Projenin uygulaması, büyük bir bilgi kapasitesi ve geniş bir bilgi birikimi gerektirdiği için ekip, Münih’teki Leibniz Veri Merkezi ve Çekya’daki IT4Innovations Veri Merkezi’ni kullanmaktadır. Bireysel teknik bileşenler ise Passau Üniversitesi ve diğer üniversitelerden temin edilmektedir.
Google’a Yönelik Artan Eleştiriler
Bu arada Almanya ve AB’den Google’a yönelik eleştiriler de artmaya devam ediyor. Bild gazetesinin yayıncısı Axel Springer ve diğer Avrupalı yayıncılar, Kaliforniya merkezli Google’ı, çeşitli hizmetlerini arama sonuçları listesinde daha üst sıralarda göstererek, AB’deki yüzde 90 olan pazar payını kötüye kullandığı konusunda uyarmaktadır.
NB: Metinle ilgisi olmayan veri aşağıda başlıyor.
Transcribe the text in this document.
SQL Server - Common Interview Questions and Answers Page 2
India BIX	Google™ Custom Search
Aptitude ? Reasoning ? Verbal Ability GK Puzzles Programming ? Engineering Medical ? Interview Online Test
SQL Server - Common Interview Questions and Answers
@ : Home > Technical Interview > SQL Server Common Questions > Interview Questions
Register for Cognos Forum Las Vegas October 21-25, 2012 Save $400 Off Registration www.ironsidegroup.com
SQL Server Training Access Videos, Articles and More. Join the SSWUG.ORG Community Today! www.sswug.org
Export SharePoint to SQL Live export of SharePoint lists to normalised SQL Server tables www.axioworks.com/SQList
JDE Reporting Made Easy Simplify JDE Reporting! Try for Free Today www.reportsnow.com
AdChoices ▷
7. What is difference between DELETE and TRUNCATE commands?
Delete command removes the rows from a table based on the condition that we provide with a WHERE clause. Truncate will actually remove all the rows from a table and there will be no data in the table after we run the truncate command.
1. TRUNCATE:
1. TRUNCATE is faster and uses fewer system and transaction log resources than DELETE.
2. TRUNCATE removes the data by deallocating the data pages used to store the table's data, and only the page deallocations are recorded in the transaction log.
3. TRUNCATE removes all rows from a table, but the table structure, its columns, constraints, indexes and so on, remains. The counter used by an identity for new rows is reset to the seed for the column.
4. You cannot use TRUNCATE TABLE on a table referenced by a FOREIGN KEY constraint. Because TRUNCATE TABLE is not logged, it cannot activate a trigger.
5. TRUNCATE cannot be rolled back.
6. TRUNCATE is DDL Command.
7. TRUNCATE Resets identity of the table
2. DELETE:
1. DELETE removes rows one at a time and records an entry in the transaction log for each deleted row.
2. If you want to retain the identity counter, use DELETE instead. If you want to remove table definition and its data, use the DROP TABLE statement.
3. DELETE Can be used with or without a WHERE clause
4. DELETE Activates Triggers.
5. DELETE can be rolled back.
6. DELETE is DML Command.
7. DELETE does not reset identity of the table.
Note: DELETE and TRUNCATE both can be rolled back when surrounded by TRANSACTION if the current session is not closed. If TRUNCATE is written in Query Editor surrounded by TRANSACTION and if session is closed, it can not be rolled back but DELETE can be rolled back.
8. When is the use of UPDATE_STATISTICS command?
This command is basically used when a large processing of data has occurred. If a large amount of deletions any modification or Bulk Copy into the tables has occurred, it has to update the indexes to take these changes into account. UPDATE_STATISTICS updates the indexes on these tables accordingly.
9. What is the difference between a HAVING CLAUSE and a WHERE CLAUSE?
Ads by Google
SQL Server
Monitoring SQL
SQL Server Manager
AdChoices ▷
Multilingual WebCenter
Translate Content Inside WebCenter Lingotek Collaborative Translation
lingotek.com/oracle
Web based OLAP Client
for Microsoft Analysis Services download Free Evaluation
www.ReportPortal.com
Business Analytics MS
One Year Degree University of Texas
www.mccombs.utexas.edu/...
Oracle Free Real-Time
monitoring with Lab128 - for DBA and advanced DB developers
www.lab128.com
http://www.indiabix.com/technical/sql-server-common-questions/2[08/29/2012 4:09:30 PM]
Kaliteli Yayıncılığın Önemi
Axel Springer Grubu CEO’su Mathias Döpfner, bir süre önce yaptığı açıklamada, “Google’ın arama motorundaki tekel yapısı, rakipler yerine kendi hizmetlerini ön plana çıkarıyor. Bu tür bir hâkim piyasa konumunun kötüye kullanılması kabul edilemez. Bağımsız ve eleştirel gazetecilik, dijital dünyada büyük bir öneme sahiptir. Kaliteye önem veren gazetecilerin ve yayıncıların elinde olan bu süreçte, yenilikçi yöntemler geliştirmek zorundayız; aksi takdirde gerçekten kaybolacağız” şeklinde ifadelerde bulundu.
Gözetim Kapitalizmi
Google, tekelci yapısıyla dünya genelinde eleştirilere maruz kalırken, sadece 2023 yılında ana şirketi Alphabet ile birlikte 100 milyar ABD doları gelir elde etti. Bu gelirin yüzde 75’i reklamlardan geldi. 2 trilyon dolarlık piyasa değeri ile Google, iş modelini ve yayıncıların, yaratıcılık endüstrilerinin, kaynak sağlayıcıların satışlarını tamamen özümsemiştir. Harvard Üniversitesi’nden Prof. Shoshana Zuboff, bu durumu „Gözetleyen kapitalizm“ olarak tanımlamaktadır.